How to make a sea level record

“So how do you know how high sea level has been in the past?” I get that question a lot. It’s a good question; if you’re not a sea-level scientist (because that’s cheating) you might wonder how something as elusive and evanescent as sea level could be traced back in time. One may think of marine features above the reach of modern tides such as raised beaches, or coral reefs, or signs of wave erosion, such as wave notches. And as signs of sea levels having been lower one can think of drowned ruins. But these are all isolated indicators. What if you want to know what happened over a long period of time?
A fossil coral reef in a forest, which is clearly a terrestrial environment; a clear indicator of relative sea level having been higher in the past. Picture taken in Windley Key Fossil Reef Geological State Park

 
When geologists and geographers want to have a continuous record of something they often stick a corer into the ground.  If you pick the place where you do that right, you get a core comprised of sediment that has been deposited over the time period you are interested in, and contains the information you need. So just suppose you want a sea level record that goes back 500 years, how would you go about that? You need to find a place near current sea level where sediment has been deposited in a calm environment for quite a while, and where there are things in the sediment that record the position of the sea. Think about it: not many places will do. Many coasts are erosive. Many are energetic. Many just contain sand, with dead shells, that have washed ashore. So what did the scientific community come up with? The salt marsh.

 A salt marsh
A salt marsh is an environment that gets flooded periodically by tides, and where salt-tolerant plants grow, trapping sediment. If sea level rises slowly, they can build up; if it drops slowly, they can build out, provided there is space for that. If sea level changes too fast the marsh will become either a fresh-water environment, or drown.
On the surface of salt marshes not only plants grow; they tend to host a plethora of micro-organisms too. Among these are foraminifera and diatoms. Foraminifera are small animals that build a shell, either of calcite or of particles they find. Diatoms are algae that build a kind of shell from silica. And there are countless many species in either group. And all of these species have their own preference for how often they are in the water and how often they are dry, and how salt the water is they live in, and many more of these factors. In other words: they are picky about where they live with respect to sea level. And the good thing is: they take that pickiness with them into their graves. The organisms themselves decay, but under favourable circumstances their shells are preserved. Ready for a passing geographer to interrogate…
A sediment core from a salt marsh

What we do is roughly as follows: we take samples from the surface of the marsh over a transect from high to low. We also take a core, trying to get the location right so that the entire period of interest is preserved in its sediments. Using surveying equipment we find out at what elevation these are all taken from.
Later, in the lab, we determine which species of the microorganisms of our choice we find in the surface samples, and their absolute and relative abundance. That tells us at what elevation the various species live. Then we determine the species assemblages in samples taken from the sediment core. Given that we have established at what elevation interval these species live we then know at what elevation these samples must have been deposited. And if we, for instance, take a core and find an assemblage typical for an elevation of 30 cm above sea level at half a meter down in the core, we know that when these sediments were deposited sea level was 80 cm below the current land surface. And if you do that for every centimetre of the core, you get a rather detailed record. If you then manage date the core with good precision you have your sea level reconstruction!

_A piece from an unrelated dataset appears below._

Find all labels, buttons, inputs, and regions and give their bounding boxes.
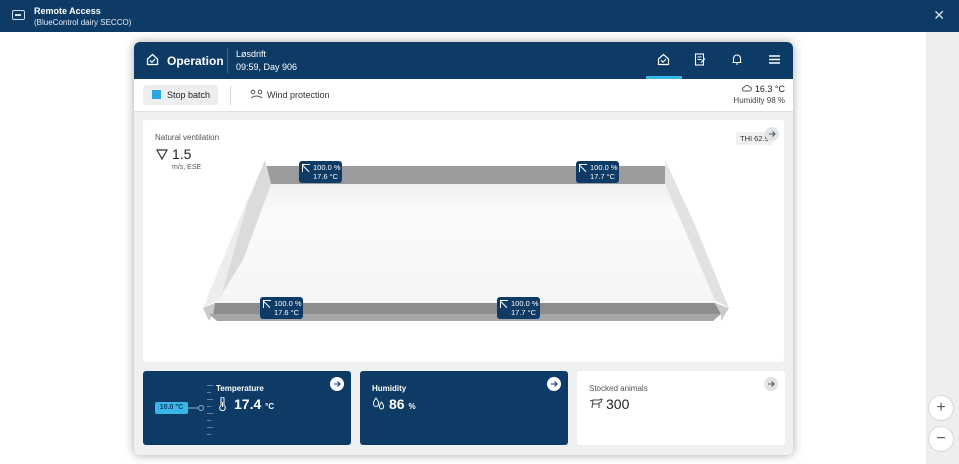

This is what you would then see through your microscope. A salt marsh foraminifer is encircled.

We tend to look for salt marshes with a tide gauge nearby; these record sea level in real time. The oldest records go back hundreds of years; if our reconstructions match these records we have faith in them, and assume they also describe the period from before the start of the tide gauge record as reliable.
So after all that work, what are the questions we want to answer with this kind of research? There are many. One is, for instance, if we find accelerations in sea level rise of which the timing is consistent with the industrial revolution as a possible cause. Another one is how fast such accelerations in the past have been; it might be good to know how fast such processes can take place. Another one is if we can attribute specific sea level changes to specific ice caps; if so, we get some idea of what to look out for. If the West Antarctic Ice Sheet has collapsed in the past, and we can figure out how fast that went, we know what to get ready for. It may happen again! And how we can distinguish between the various ice caps (there are many other sources of sea level change, of course, but in the long run the ice caps are the biggest players) is material for another entry…

The author on a body of ice. Not an ice cap, admittedly.